Opium, cinchona, and other stimulants of a similar kind, which exercise a powerful action on the animal machine, contribute also to excite the action of the pile.

EXPERIMENT I.

In the last sitting of the Institute of Bologna, at which I was present, I constructed two piles, each composed of fifteen pieces of silver and zinc, employing for the one an extract of opium, and for the other an infusion of cinchona in alcohol. I covered the piles with two equal receivers; formed an insulated plenum, by pouring mercury around the bottoms of them; and placed weights on the receivers sufficient to prevent the mercury from raising them.

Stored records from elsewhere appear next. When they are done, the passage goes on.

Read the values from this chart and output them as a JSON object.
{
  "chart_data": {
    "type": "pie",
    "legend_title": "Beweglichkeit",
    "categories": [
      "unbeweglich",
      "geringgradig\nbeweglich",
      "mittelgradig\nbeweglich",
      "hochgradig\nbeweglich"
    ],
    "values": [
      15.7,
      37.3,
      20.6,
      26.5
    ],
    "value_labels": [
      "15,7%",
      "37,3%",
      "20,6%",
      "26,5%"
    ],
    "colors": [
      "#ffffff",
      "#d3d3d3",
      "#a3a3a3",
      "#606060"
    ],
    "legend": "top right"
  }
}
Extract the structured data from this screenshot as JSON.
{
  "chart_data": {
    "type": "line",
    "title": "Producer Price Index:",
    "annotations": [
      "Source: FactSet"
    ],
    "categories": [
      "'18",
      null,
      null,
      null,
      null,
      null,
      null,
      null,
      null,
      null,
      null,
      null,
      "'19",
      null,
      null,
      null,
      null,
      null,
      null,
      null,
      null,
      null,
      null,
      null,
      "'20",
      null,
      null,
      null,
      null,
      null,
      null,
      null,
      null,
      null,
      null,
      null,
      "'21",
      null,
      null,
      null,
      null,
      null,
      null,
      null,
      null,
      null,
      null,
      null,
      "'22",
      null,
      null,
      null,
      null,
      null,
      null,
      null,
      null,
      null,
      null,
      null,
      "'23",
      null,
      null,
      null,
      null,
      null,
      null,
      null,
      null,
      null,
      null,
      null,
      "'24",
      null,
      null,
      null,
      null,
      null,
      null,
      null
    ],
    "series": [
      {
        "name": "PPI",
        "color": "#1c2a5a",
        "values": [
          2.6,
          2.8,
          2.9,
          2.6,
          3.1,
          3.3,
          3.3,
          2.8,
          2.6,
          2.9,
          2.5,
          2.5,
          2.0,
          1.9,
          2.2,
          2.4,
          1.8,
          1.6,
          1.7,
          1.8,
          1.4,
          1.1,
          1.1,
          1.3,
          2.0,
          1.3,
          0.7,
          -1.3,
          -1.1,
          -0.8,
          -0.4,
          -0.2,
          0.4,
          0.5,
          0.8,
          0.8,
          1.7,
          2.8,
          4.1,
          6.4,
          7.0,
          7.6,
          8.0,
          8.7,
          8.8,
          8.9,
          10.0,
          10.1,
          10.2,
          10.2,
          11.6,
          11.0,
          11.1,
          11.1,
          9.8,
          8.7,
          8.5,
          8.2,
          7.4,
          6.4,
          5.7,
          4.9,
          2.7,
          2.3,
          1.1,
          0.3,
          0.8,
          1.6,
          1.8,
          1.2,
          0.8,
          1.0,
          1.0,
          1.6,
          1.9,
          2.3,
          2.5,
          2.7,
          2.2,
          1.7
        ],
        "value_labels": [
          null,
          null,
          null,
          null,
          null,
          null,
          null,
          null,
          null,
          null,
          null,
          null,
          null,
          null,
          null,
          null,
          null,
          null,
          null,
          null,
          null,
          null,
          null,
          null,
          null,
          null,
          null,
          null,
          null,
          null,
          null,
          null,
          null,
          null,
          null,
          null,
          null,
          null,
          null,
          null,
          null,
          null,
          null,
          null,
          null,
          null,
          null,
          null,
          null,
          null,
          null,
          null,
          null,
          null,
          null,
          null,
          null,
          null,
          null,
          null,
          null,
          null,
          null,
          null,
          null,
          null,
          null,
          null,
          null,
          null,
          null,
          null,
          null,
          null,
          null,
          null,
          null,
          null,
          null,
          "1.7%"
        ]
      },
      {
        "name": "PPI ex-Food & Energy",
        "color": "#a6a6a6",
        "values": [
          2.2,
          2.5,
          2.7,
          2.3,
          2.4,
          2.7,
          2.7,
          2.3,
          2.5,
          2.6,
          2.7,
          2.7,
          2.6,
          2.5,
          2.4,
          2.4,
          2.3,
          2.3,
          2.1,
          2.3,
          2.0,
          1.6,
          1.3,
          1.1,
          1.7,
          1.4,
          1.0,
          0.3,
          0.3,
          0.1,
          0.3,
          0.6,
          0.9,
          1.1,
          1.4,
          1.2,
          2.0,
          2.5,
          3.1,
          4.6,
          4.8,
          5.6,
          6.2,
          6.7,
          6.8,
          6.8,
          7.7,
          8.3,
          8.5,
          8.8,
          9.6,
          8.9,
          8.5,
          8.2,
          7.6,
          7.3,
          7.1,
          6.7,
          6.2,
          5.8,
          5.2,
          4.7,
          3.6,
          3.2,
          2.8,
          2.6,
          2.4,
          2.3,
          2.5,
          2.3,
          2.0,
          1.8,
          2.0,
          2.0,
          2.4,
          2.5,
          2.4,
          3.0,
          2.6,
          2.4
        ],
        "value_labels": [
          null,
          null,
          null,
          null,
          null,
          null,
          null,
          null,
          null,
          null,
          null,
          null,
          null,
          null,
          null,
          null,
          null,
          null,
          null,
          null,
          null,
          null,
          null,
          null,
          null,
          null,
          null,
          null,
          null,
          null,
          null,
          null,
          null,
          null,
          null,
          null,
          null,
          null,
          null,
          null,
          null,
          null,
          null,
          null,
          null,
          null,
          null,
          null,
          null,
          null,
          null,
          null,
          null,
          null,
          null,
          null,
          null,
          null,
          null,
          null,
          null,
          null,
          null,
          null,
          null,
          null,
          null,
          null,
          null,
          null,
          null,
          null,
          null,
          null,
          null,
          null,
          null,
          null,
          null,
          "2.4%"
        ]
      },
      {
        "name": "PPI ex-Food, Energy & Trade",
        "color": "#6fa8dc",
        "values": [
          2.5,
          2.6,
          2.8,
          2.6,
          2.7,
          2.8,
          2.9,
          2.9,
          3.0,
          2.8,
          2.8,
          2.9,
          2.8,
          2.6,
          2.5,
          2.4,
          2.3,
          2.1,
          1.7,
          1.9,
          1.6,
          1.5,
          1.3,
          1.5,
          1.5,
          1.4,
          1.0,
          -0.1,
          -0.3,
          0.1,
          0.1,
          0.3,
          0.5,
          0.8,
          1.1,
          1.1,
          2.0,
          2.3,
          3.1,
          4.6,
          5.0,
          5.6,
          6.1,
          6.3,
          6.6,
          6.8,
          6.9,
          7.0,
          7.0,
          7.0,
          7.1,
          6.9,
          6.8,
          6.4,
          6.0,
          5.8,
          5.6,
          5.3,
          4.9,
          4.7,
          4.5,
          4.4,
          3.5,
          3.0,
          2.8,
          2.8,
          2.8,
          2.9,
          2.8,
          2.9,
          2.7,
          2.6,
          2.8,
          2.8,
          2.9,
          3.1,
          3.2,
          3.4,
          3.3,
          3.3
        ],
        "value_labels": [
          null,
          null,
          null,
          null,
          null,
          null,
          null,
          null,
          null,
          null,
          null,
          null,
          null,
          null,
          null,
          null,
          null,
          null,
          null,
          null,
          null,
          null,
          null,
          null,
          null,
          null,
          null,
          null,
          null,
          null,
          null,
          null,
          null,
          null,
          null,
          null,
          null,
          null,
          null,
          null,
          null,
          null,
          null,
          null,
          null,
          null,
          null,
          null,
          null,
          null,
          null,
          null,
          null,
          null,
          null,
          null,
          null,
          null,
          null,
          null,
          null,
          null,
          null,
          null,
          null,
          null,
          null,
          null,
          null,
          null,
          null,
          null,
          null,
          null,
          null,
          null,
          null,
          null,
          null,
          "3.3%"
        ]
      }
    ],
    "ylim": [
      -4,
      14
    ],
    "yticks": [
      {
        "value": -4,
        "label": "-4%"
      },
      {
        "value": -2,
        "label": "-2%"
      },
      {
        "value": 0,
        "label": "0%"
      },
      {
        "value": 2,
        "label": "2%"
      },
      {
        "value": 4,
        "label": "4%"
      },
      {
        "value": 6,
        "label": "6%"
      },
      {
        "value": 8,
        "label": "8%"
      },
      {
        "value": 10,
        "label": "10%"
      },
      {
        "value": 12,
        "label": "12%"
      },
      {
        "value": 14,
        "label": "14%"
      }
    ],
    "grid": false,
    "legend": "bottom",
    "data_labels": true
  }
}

At the end of some hours, I found a remarkable elevation of the surface of the mercury, so that the receivers remained fixed without requiring any weight to keep them down. In the bell which covered the pile where extract of opium had been employed, the mercury rose more than an inch; but in that covering the other, where cinchona had been used, the elevation of the mercury was scarcely three lines.

EXPERIMENT II.

Having successively introduced a taper into each of the two receivers before mentioned, it was immediately extinguished in that containing the pile with the extract of opium; but in the other containing the pile with the infusion of cinchona, it continued burning for some time. I found also that four of the plates, at the bottom of the pile where I employed opium, had suffered from the action of the mercury; and that some others, to the height of about three inches and a half, exhibited a few globules of that metal. The pile in which I employed infusion of cinchona showed scarcely any signs of the action of the mercury.

EXPERIMENT III.

As I concluded that the pile in which I had employed the alcoholic extract of opium possessed more activity than the other, I examined it for four or five days successively. I tried the flame of a taper with the same result as before, and assured myself that this pile retained the Galvanic power, though a little weakened, even till the eighth day. On the other hand, twenty-four hours had scarcely elapsed, when the pile in which alcohol and cinchona had been employed exhibited no signs of activity.

EXPERIMENT IV.

I constructed two piles, in the same manner, with pieces of pasteboard interposed, which had been previously moistened with strong solutions of camphor and of castor oil, in pure alcohol. In these two piles the Galvanic effects were much weaker in every respect than those observed in the preceding experiment; for, besides the explosion being less, the elevation of water in the insulated plenum was very small, and the alteration of the flame was scarcely sensible.

EXPERIMENT V.

I was able to convince myself that the effects of the two piles, before mentioned, were the immediate result of the substances dissolved, and not of the alcohol; for, having constructed a pile of thirty plates of silver and zinc, with pieces of pasteboard interposed, moistened with pure alcohol, I observed no signs of Galvanism; and the case was the same when I employed a pile of zinc combined with copper and other metals.